Hackers explotan vulnerabilidad de plugin de WordPress sin parches para crear cuentas de administrador secretas
Hackers explotan vulnerabilidad de plugin de WordPress sin parches para crear cuentas de administrador secretas
Hasta 200.000 sitios web de WordPress corren el riesgo de sufrir ataques continuos que aprovechan una vulnerabilidad crítica sin parchear en el complemento Ultimate Member.
El fallo, registrado como CVE-2023-3460 (puntuación CVSS: 9,8), afecta a todas las versiones del complemento Ultimate Member, incluida la versión más reciente (2.6.6) que se lanzó el 29 de junio de 2023.
Ultimate Member es un complemento popular que facilita la creación de perfiles de usuario y comunidades en sitios de WordPress. También proporciona características de gestión de cuentas.
Aunque no se han revelado detalles sobre el fallo debido a su explotación activa, se origina en una lógica de lista negra insuficiente utilizada para modificar el valor de metadatos de usuario «wp_capabilities» de un nuevo usuario y obtener acceso completo al sitio.
El problema salió a la luz después de que se informara de la aparición de cuentas de administrador fraudulentas en los sitios afectados, lo que llevó a los desarrolladores del complemento a lanzar correcciones parciales en las versiones 2.6.4, 2.6.5 y 2.6.6. Se espera que se lance una nueva actualización en los próximos días.
Sin embargo, WPScan señaló que las soluciones parciales son insuficientes y descubrió numerosos métodos para evadirlos, lo que significa que el problema aún puede ser aprovechado activamente.
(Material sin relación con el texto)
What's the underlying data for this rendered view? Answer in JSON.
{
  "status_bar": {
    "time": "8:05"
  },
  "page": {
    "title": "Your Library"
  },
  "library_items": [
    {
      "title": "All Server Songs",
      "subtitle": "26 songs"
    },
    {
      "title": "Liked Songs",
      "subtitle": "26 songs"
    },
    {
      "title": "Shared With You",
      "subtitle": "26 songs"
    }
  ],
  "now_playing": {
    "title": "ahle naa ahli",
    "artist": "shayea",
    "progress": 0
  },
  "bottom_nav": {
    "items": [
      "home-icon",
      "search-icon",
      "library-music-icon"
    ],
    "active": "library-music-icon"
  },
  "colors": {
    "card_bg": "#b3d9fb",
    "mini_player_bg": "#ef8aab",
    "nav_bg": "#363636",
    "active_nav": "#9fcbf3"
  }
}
En los ataques observados, se aprovecha la vulnerabilidad para registrar nuevas cuentas con los nombres apadmins, se_brutal, segs_brutal, wpadmins, wpengine_backup y wpenginer, con el fin de cargar complementos y temas maliciosos a través del panel de administración del sitio.
Se recomienda a los usuarios de Ultimate Member desactivar el complemento hasta que se disponga de un parche adecuado que cierre por completo la brecha de seguridad. También se sugiere realizar una auditoría de todos los usuarios de nivel administrador en los sitios web para determinar si se han agregado cuentas no autorizadas.